Celebrate beloved broadcaster David Letterman, the 20th recipient of The Kennedy Center Mark Twain Prize for American Humor. From the stage of The John F. Kennedy Center, a star-studded lineup of Letterman’s friends and colleagues, including Senator Al Franken, Jimmy Kimmel, Steve Martin, Bill Murray, Amy Schumer, Martin Short and many others offer a salute to his achievements. Watch online.
Then, for a double-header of late night stars, stay tuned for an encore of the 2014 Mark Twain Prize honoring Jay Leno. Watch online.
“This is an exciting honor,” said David Letterman upon learning he is to receive the nation’s top prize for comedy and humor. “For 33 years, there was no better guest, no greater friend of the show, than Mark Twain. The guy could really tell a story.”
David Letterman has been hailed as one of the most innovative and influential broadcasters in the history of television. In 33 years on late-night television, Letterman hosted 6,028 episodes of “Late Night” (NBC) and “The Late Show” (CBS), surpassing his mentor, Johnny Carson, as the longest-running late-night broadcaster in American history. As a writer, producer and performer, Letterman is one of the most-nominated people in Emmy Award history, with 52 nominations, resulting in 10 wins. Letterman is also a Peabody-Award winner and a Kennedy Center Honoree.

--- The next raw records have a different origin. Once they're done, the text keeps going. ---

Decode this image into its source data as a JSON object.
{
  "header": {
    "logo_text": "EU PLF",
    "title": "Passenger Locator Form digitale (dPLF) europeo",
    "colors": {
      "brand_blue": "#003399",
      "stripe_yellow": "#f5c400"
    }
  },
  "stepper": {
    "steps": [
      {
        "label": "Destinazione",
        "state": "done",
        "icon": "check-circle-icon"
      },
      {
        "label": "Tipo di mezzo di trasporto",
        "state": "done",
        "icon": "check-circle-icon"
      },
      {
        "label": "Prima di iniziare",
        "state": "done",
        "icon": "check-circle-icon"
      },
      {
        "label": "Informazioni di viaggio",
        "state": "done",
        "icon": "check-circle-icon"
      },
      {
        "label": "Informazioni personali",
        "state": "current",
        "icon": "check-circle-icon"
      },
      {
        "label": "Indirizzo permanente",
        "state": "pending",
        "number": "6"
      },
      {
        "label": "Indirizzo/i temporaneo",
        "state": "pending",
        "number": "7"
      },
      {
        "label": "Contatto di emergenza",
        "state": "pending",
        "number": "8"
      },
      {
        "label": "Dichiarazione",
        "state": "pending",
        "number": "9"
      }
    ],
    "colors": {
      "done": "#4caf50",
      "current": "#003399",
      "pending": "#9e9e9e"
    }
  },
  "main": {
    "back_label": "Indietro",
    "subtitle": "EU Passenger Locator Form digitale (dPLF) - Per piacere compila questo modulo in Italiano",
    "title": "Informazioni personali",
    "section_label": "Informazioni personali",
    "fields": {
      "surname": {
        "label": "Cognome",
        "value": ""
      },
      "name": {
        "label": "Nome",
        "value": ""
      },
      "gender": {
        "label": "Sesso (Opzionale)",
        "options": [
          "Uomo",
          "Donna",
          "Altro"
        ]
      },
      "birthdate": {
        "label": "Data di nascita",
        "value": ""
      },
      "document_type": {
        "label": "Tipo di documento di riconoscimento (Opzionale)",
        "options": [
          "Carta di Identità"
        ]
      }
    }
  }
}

Born and raised in Indianapolis, Indiana, Letterman’s first network break came as a writer, in 1978 on the CBS variety series “Mary,” starring Mary Tyler Moore. In November of that year, he made the first of his 22 appearances on “The Tonight Show Starring Johnny Carson.” He also guest-hosted “Tonight” numerous times. In 1980, Letterman began hosting a morning comedy-variety program, “The David Letterman Show,” which ran for three months on NBC. His ground-breaking show “Late Night with David Letterman” premiered in February 1982. Throughout its 11 years, “Late Night” changed the complexion of late night television, earning five Emmys and 35 Emmy nominations. On Aug. 30, 1993, “The Late Show with David Letterman” made its debut on CBS, establishing itself as the first successful comedy/variety show in late night, outside of NBC. In its 22 years at CBS, “The Late Show” became known as one of the most inventive and imaginative comedy programs in television, and launched the careers of countless comedians and musical acts.
From his roots in comedy, Letterman also became renowned as a masterful interviewer, sharing the stage with the U.S. Presidents, Cabinet officials, Medal of Honor recipients, and virtually every Presidential candidate for more than 20 years. Through his guest interviews, Letterman also brought to light important global issues such as world hunger and climate change.
Letterman announced his departure from “The Late Show” in 2014, and aired his final episode on May 20th, 2015 to an audience of 13.76 million people. David Letterman is 70, and resides in New York with his wife Regina, and twelve-year-old son Harry.
David Letterman is the 20th recipient of The Kennedy Center Mark Twain Prize for American Humor. Past recipients of the prize have been Richard Pryor (1998), Jonathan Winters (1999), Carl Reiner (2000), Whoopi Goldberg (2001), Bob Newhart (2002), Lily Tomlin (2003), Lorne Michaels (2004), Steve Martin (2005), Neil Simon (2006), Billy Crystal (2007), George Carlin (2008), Bill Cosby (2009), Tina Fey (2010), Will Ferrell (2011), Ellen DeGeneres (2012), Carol Burnett (2013), Jay Leno (2014), Eddie Murphy (2015) and Bill Murray (2016).